Le court-métrage « Dans la peau de l’autre » de Patindé Constantin Ouédraogo, projeté dans la salle de la mairie, a plongé les cinéphiles au cœur des réalités socio-sécuritaires du Burkina Faso. À travers une histoire poignante, le réalisateur a mis en scène un Bobo et un Peul, deux ethnies liées culturellement par la parenté à plaisanterie. Une tradition burkinabé qui permet de résoudre les différends par le dialogue et l’humour. Le premier, un lieutenant de police animiste, aide le second à obtenir une pièce d’identité pour intégrer les rangs des Volontaires pour la Défense de la Patrie (VDP). Cependant, cette aide bienveillante cache une réalité plus sombre : le Peul est en fait un terroriste infiltré.
Par Jean Marc Kambou, collaborateur
Bilal nourrit une profonde vengeance après l’enlèvement de sa petite sœur par des terroristes. Prêt à commettre l’irréparable en portant des explosifs, il finit par écouter sa conscience et abandonne son projet. Cette scène, d’une intensité rare, illustre la lutte intérieure entre la colère et l’humanité, entre la vengeance et la réconciliation.
À travers cette histoire, Ouédraogo aborde des thèmes sensibles et actuels que sont la stigmatisation ethnique, la laïcité, la cohésion sociale et les défis sécuritaires.
Le film montre que le terrorisme n’a pas de visage, pas d’ethnie, pas de religion. Il rappelle également l’importance de préserver les liens sociaux et culturels, notamment à travers la parenté à plaisanterie, un outil précieux pour apaiser les tensions dans un contexte national marqué par l’insécurité.
À l’issue de la projection, les cinéphiles ont partagé leurs impressions, souvent teintées d’émotion. Wilfried Kambou, l’un des spectateurs, a confié : « Le film relate la réalité de la situation actuelle. Il a permis aux enfants dont les parents ont été assassinés par les terroristes de prendre conscience. C’est le cas de Bilal, qui a voulu se venger en portant des explosifs, mais qui, en rentrant en lui-même, a finalement abandonné son projet. Ce film est un miroir de notre société. »

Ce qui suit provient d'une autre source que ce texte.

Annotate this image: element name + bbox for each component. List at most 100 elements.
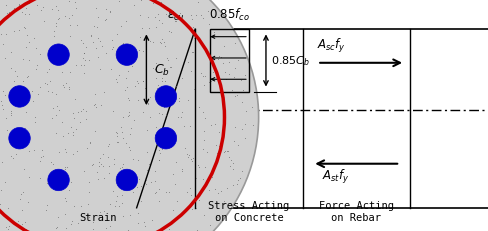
Point [223,149,231,153]
Point [17,197,24,201]
Point [113,131,121,135]
Point [158,38,165,42]
Point [20,26,28,30]
Point [135,49,143,52]
Point [187,193,195,197]
Point [241,123,249,127]
Point [66,35,74,39]
Point [85,180,93,184]
Point [52,93,60,97]
Point [43,204,51,207]
Point [19,223,26,226]
Point [121,88,129,92]
Point [67,222,75,226]
Point [59,61,66,64]
Point [221,149,228,153]
Point [89,41,97,45]
Point [31,116,39,120]
Point [162,191,169,194]
Point [93,171,101,174]
Ellipse shape [0,0,259,231]
Point [11,70,19,74]
Point [32,68,40,72]
Point [61,86,68,90]
Point [195,106,203,110]
Point [166,131,174,135]
Point [214,58,222,62]
Point [80,52,88,56]
Ellipse shape [116,170,138,191]
Point [205,81,213,84]
Point [188,160,196,164]
Ellipse shape [48,45,69,66]
Point [169,172,177,176]
Point [185,153,193,157]
Point [95,56,102,60]
Point [193,228,201,231]
Point [231,126,239,130]
Point [181,147,189,151]
Point [220,150,228,154]
Point [113,178,121,182]
Point [155,149,163,152]
Point [118,166,126,169]
Point [118,193,126,197]
Point [113,141,121,145]
Point [119,131,126,134]
Point [165,190,173,194]
Point [85,0,93,2]
Point [145,27,153,30]
Point [77,110,85,114]
Point [224,149,232,153]
Point [212,200,220,203]
Point [73,24,81,27]
Text: $A_{sc}f_y$: $A_{sc}f_y$ [317,36,346,54]
Point [19,190,27,194]
Point [105,164,113,168]
Point [82,46,90,49]
Point [188,207,196,211]
Point [13,152,20,156]
Point [85,215,93,219]
Point [161,80,168,84]
Point [25,41,33,44]
Point [129,191,137,195]
Point [105,172,113,175]
Point [134,99,142,102]
Point [102,18,109,22]
Point [156,188,163,191]
Point [72,128,80,131]
Point [52,22,60,26]
Point [151,180,159,183]
Text: $0.85C_b$: $0.85C_b$ [271,54,310,68]
Point [19,58,27,62]
Point [173,199,181,203]
Point [37,155,44,159]
Point [178,110,185,114]
Point [164,96,172,100]
Point [220,202,227,206]
Point [129,157,137,161]
Point [0,108,7,112]
Point [6,230,14,231]
Point [119,214,126,218]
Point [165,66,173,70]
Point [68,14,76,17]
Point [220,199,228,203]
Point [62,226,70,230]
Text: $C_b$: $C_b$ [154,63,170,78]
Point [155,158,163,162]
Point [39,230,47,231]
Point [158,148,165,151]
Point [162,45,169,49]
Point [148,218,156,222]
Point [230,76,238,79]
Point [114,194,122,198]
Point [194,1,202,5]
Point [102,52,110,56]
Point [220,125,228,128]
Point [122,77,130,81]
Point [127,127,135,130]
Point [138,184,145,188]
Point [42,208,50,212]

Dans la peau de l’autre suscite de l’émotion et des souvenirs chez des Cinéphiles
Pour cette autre spectatrice, qui a voulu rester dans l’anonymat, confie que le film a suscité des sentiments mitigés : « Je trouve le film intéressant, mais il m’a rappelé de mauvais souvenirs de ma vie personnelle. Il montre aussi qu’il faut rester méfiant, même envers les gens que l’on côtoie, surtout dans ces moments d’insécurité. »
Dans la salle de projection, les soupirs et les murmures des spectateurs témoignaient de l’impact émotionnel du film. Certaines scènes d’une cruauté réaliste, ont rappelé à quel point la violence et l’inhumanité peuvent atteindre des sommets insupportables.
Dans la peau de l’autre ne se contente pas de raconter une histoire. Il interpelle, provoque la réflexion et invite à l’action.
Patindé Constantin Ouédraogo réussit à peindre un tableau réaliste des tares sociales et du vécu des populations dans certaines localités du Burkina Faso. Son œuvre est un appel à la résilience, à l’unité et à la préservation des valeurs culturelles qui font la force de la nation burkinabé.
En mêlant suspense, émotion et profondeur, ce court-métrage s’impose comme une contribution majeure au cinéma africain.